Source: Mitsui Kinzoku
Scale up / scale out: "light advances and copper retreats"
Now we have entered the section that everyone immediately thinks of when mentioning AI links, scale up and scale out.
This part of the trend cannot escape the laws of physics. As the speed increases, the distance that can be efficiently transmitted using copper as a medium is getting shorter and shorter. The signal has to change to a medium, from copper to light.

Source: Corning
But the structural investment research confirmation in this part is a headache: optical modules/LPO/NPO/CPO/OCS and other technical routes, each technical route has different solutions (such as silicon photonics vs EML vs TFLN for optical modules, MEMS vs silicon photonic waveguide for OCS...). The key point is to find some links where the risk of technical iteration is small and can exist for a long time.
Scale across / DCI: High bandwidth demands spill over a single data center
Based on the current data center construction plan, the average scale-across bandwidth per GPU is still very low. However, this part of the bandwidth, whether due to the training needs of the 100,000-card cluster or the demand for inference data centers closer to customers brought by agent workflow, is likely to increase rapidly in the future.

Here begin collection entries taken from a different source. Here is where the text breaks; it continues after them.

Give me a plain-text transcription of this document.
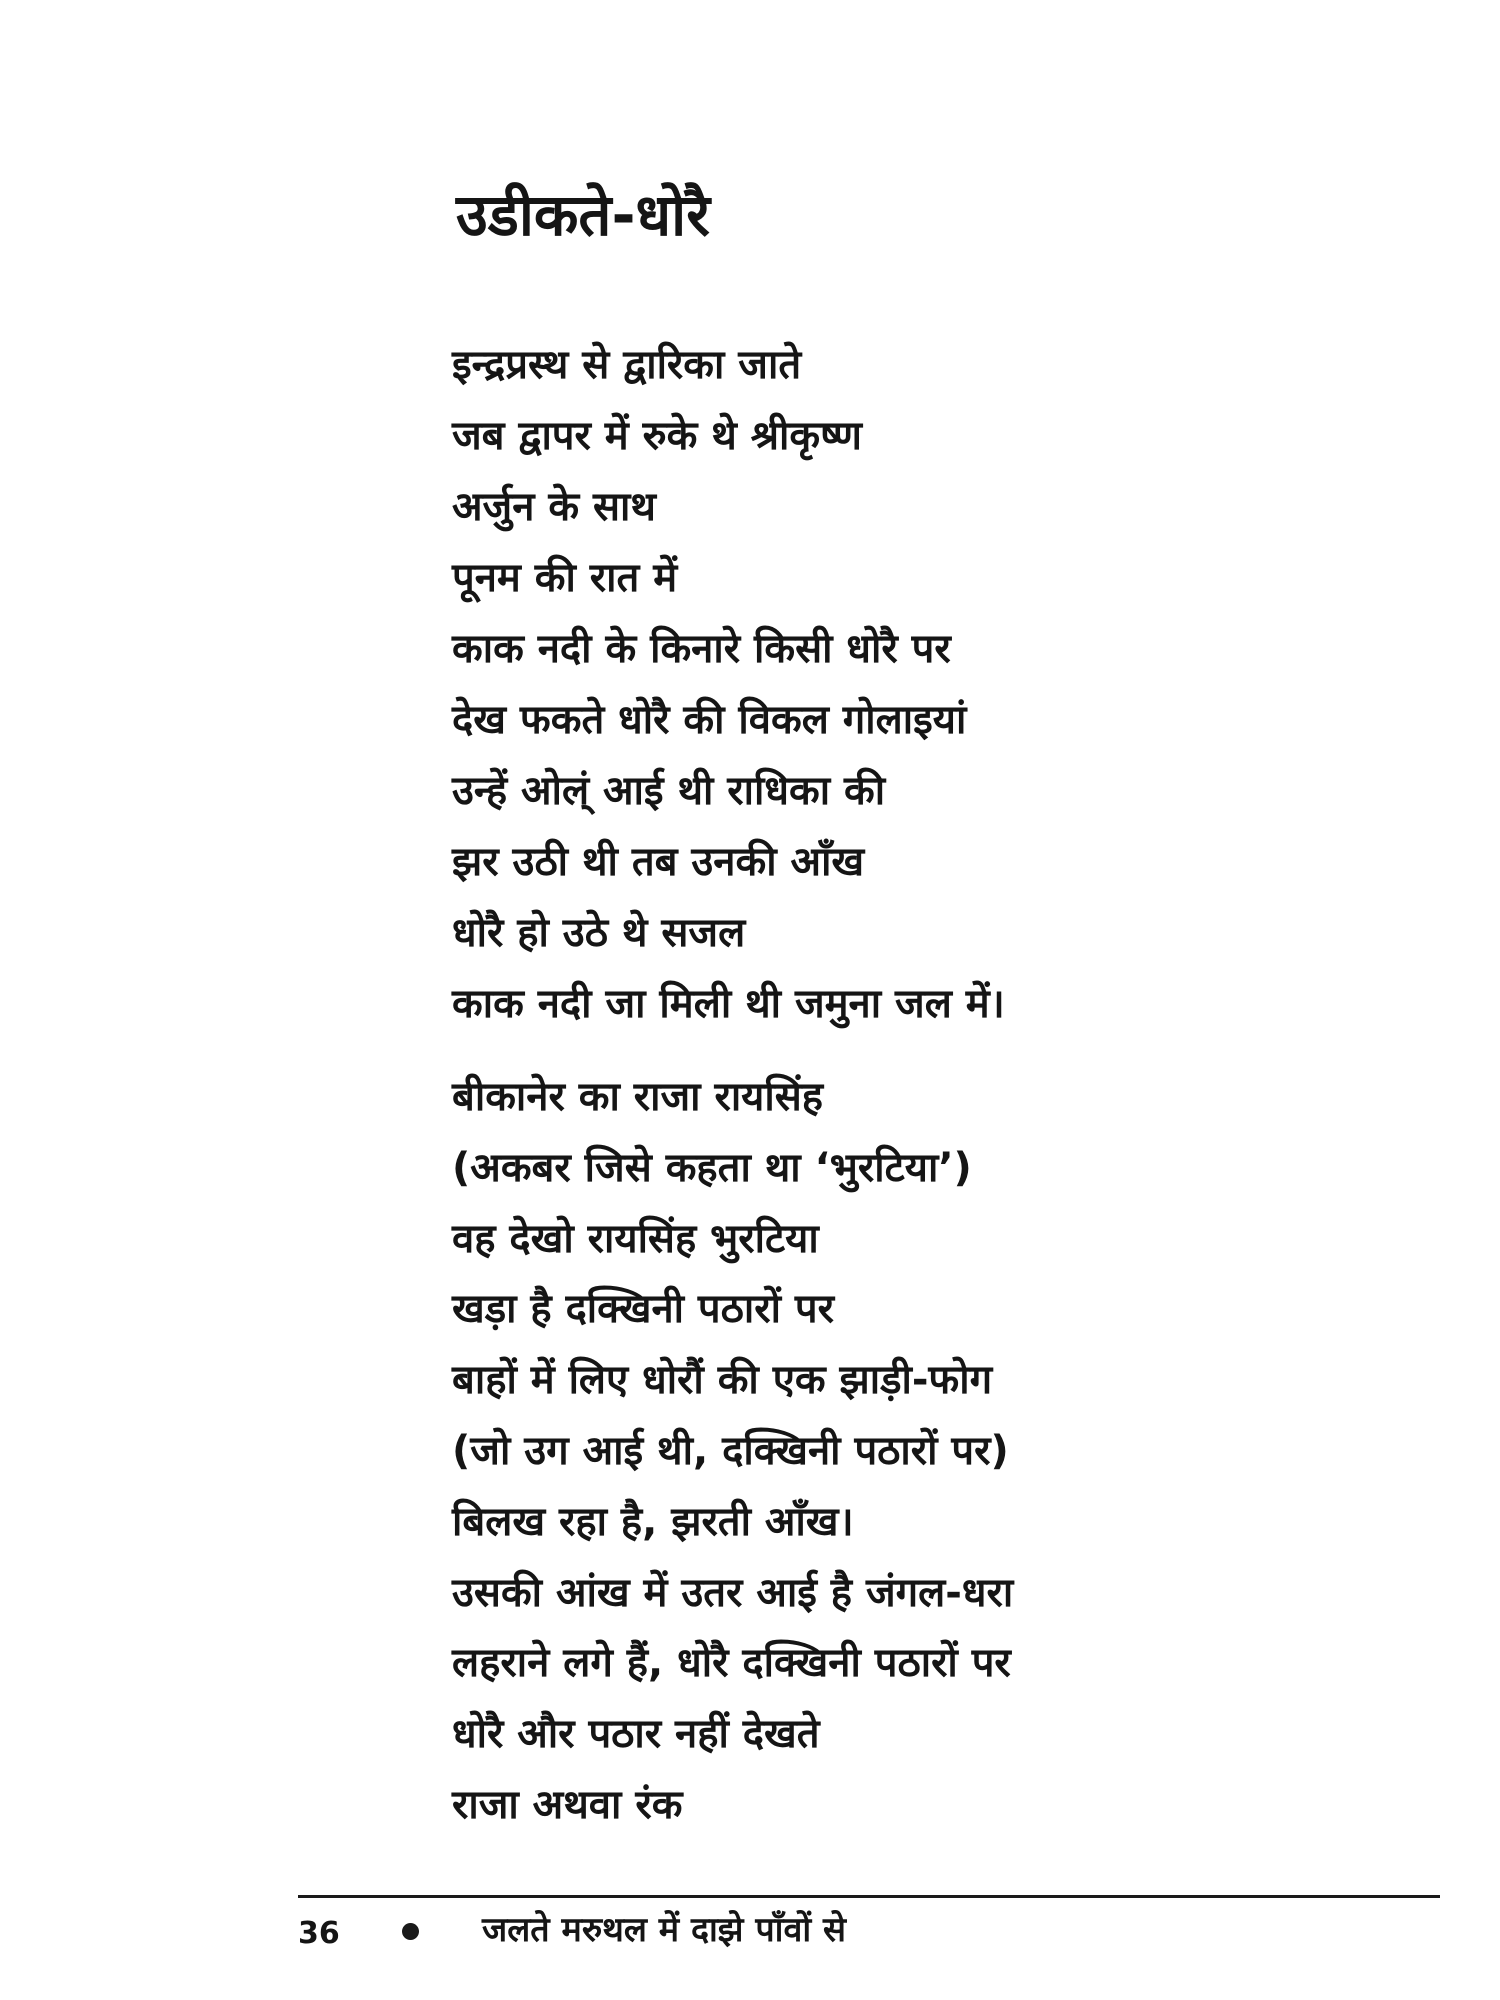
उडीकते-धोरै
इन्द्रप्रस्थ से द्वारिका जाते
जब द्वापर में रुके थे श्रीकृष्ण
अर्जुन के साथ
पूनम की रात में
काक नदी के किनारे किसी धोरै पर
देख फकते धोरै की विकल गोलाइयां
उन्हें ओल्ं आई थी राधिका की
झर उठी थी तब उनकी आँख
धोरै हो उठे थे सजल
काक नदी जा मिली थी जमुना जल में।
बीकानेर का राजा रायसिंह
(अकबर जिसे कहता था ‘भुरटिया’)
वह देखो रायसिंह भुरटिया
खड़ा है दक्खिनी पठारों पर
बाहों में लिए धोरौं की एक झाड़ी-फोग
(जो उग आई थी, दक्खिनी पठारों पर)
बिलख रहा है, झरती आँख।
उसकी आंख में उतर आई है जंगल-धरा
लहराने लगे हैं, धोरै दक्खिनी पठारों पर
धोरै और पठार नहीं देखते
राजा अथवा रंक
36	जलते मरुथल में दाझे पाँवों से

You can refer to the recently published article: (Insert previously published DCI article here)

Write at the end:
AI link is indeed a relatively complex and rapidly changing industry, and the boundaries of each link are beginning to blur. Players from all parties compete across borders, and each link replaces each other. Without AI, it is no longer possible to invest in the AI field. Doing investment research in this industry may be the best use case to re-create the investment research workflow based on AI.